Re: [RFC] Better MCA recovery on IPF

From: Jack Steiner <steiner_at_sgi.com>
Date: 2003-11-04 06:28:56
On Mon, Nov 03, 2003 at 10:42:48AM -0800, Alberto Munoz wrote:
> 
> 
> > > Hi,
> > > 
> > > I just wondered if a speculative load hitting a cache or memory
> > > error does cause an exception on IA64 ? 
> > 
> > I dont think a speculative load should cause a problem - at 
> > least until 
> > code tries to consume the data by transfering it to a 
> > processor register.
> 
> If you are doing a read (which is what a speculative load will be
> generating), the error will be generated by whatever part of the logic that
> detects it.
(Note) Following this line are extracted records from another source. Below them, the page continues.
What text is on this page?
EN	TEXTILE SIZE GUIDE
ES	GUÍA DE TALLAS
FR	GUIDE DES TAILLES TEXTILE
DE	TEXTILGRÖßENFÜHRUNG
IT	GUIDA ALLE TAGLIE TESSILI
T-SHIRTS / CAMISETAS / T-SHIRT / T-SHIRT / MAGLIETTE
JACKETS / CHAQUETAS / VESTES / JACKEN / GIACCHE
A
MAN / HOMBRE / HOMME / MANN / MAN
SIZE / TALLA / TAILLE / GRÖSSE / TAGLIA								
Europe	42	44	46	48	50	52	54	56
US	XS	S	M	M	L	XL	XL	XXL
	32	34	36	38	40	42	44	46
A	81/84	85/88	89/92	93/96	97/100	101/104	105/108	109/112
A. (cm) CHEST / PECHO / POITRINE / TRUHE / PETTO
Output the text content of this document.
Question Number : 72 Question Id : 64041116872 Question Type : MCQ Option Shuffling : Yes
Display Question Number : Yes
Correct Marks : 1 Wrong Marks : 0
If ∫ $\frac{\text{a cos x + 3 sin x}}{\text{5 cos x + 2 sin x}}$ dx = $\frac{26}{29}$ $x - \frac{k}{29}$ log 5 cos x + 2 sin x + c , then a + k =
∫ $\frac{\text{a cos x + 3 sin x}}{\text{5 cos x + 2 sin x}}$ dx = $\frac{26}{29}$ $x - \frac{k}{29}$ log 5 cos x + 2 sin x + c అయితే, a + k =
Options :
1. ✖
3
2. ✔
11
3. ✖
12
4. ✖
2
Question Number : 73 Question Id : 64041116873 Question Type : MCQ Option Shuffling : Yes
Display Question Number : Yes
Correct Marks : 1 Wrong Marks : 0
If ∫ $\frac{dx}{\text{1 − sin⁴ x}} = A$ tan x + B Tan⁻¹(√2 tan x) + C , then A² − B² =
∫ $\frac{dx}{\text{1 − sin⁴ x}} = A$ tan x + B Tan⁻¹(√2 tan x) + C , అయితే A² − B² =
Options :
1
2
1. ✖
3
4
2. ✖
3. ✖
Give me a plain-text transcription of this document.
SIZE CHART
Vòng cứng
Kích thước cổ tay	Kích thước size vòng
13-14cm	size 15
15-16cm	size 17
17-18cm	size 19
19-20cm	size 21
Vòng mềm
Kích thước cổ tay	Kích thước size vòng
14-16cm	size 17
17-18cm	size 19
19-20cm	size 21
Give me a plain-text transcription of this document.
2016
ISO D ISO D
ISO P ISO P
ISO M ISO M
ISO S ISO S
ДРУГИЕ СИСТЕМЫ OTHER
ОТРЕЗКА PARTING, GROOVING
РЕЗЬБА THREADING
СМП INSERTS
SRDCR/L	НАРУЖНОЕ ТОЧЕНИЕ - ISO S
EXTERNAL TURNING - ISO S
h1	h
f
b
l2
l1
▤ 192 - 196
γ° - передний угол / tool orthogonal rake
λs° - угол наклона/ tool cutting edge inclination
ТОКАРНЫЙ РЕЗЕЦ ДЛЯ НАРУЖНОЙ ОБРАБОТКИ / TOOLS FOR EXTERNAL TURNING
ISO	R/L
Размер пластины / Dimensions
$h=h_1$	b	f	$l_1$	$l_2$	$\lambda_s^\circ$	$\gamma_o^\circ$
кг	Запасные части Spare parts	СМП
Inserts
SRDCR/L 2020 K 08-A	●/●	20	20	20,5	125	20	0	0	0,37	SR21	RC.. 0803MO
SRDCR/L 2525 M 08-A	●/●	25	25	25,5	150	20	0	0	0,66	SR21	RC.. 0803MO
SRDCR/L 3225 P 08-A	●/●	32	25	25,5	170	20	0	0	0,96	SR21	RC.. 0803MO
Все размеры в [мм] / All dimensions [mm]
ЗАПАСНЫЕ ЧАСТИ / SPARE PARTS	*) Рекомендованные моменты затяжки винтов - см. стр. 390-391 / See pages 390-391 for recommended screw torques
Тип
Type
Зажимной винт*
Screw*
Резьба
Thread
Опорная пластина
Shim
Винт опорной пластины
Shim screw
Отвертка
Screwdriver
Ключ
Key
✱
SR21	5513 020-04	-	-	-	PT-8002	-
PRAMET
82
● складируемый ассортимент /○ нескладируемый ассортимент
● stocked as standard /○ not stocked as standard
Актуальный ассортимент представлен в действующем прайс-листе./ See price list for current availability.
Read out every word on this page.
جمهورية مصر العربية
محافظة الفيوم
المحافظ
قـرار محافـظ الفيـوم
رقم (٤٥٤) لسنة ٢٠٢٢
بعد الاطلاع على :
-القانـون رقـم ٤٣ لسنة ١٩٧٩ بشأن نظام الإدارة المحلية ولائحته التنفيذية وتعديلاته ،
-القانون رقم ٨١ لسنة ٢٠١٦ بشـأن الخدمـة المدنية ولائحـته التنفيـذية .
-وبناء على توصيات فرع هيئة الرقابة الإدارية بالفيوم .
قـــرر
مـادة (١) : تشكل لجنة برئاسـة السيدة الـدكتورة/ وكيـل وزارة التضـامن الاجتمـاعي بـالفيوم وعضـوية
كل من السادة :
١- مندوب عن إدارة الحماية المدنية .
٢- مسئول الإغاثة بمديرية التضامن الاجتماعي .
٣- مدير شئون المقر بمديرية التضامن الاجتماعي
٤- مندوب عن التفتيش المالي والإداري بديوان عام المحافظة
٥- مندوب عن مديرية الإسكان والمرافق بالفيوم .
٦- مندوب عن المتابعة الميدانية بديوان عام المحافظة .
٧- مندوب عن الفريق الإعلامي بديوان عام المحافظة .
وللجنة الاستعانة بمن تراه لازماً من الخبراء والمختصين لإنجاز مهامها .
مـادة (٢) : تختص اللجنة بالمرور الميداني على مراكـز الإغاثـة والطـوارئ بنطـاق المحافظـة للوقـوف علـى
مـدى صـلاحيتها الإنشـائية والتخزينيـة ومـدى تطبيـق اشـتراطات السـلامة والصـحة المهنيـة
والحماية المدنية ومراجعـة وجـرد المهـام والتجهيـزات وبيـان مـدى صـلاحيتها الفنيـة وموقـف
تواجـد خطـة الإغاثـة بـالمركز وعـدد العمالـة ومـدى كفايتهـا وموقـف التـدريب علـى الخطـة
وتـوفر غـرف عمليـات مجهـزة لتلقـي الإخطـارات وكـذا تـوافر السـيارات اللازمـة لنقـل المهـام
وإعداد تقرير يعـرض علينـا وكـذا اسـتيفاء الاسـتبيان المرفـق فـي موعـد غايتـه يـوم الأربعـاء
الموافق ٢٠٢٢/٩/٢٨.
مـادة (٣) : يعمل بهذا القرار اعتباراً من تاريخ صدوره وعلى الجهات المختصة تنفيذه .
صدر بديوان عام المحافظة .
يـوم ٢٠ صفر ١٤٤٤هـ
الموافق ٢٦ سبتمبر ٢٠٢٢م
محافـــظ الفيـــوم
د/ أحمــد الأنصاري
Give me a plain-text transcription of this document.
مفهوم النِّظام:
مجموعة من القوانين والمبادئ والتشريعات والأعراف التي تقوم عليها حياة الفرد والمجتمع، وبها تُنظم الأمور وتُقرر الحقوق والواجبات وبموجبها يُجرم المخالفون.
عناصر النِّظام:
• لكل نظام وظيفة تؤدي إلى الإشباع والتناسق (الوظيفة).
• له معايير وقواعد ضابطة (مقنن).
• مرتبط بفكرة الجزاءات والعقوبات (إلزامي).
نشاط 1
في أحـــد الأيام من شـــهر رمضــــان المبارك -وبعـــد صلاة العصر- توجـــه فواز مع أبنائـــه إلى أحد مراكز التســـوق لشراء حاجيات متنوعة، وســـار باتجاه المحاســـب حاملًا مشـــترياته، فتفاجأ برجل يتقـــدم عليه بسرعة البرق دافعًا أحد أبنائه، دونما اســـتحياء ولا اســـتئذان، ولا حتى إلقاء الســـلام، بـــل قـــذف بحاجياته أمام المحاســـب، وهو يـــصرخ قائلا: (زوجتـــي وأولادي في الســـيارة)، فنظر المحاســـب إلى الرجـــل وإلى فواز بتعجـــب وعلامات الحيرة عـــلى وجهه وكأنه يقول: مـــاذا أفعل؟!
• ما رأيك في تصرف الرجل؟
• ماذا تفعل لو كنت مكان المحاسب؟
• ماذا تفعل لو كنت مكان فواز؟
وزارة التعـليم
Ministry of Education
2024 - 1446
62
You cannot possible send poisoned data through a memory bus and a
> system bus (at least not the Intel system buses I am familiar with) without
> having some of the error checking logic (ECC or parity) complaining about it
> (this means generating an MCA).


As the poisoned data flows thru the BUSes, errors may be reported but these errors
are not reported to the OS as uncorrected/fatal MCA errors. Depending on your
chipset, errors are logged as platform errors. 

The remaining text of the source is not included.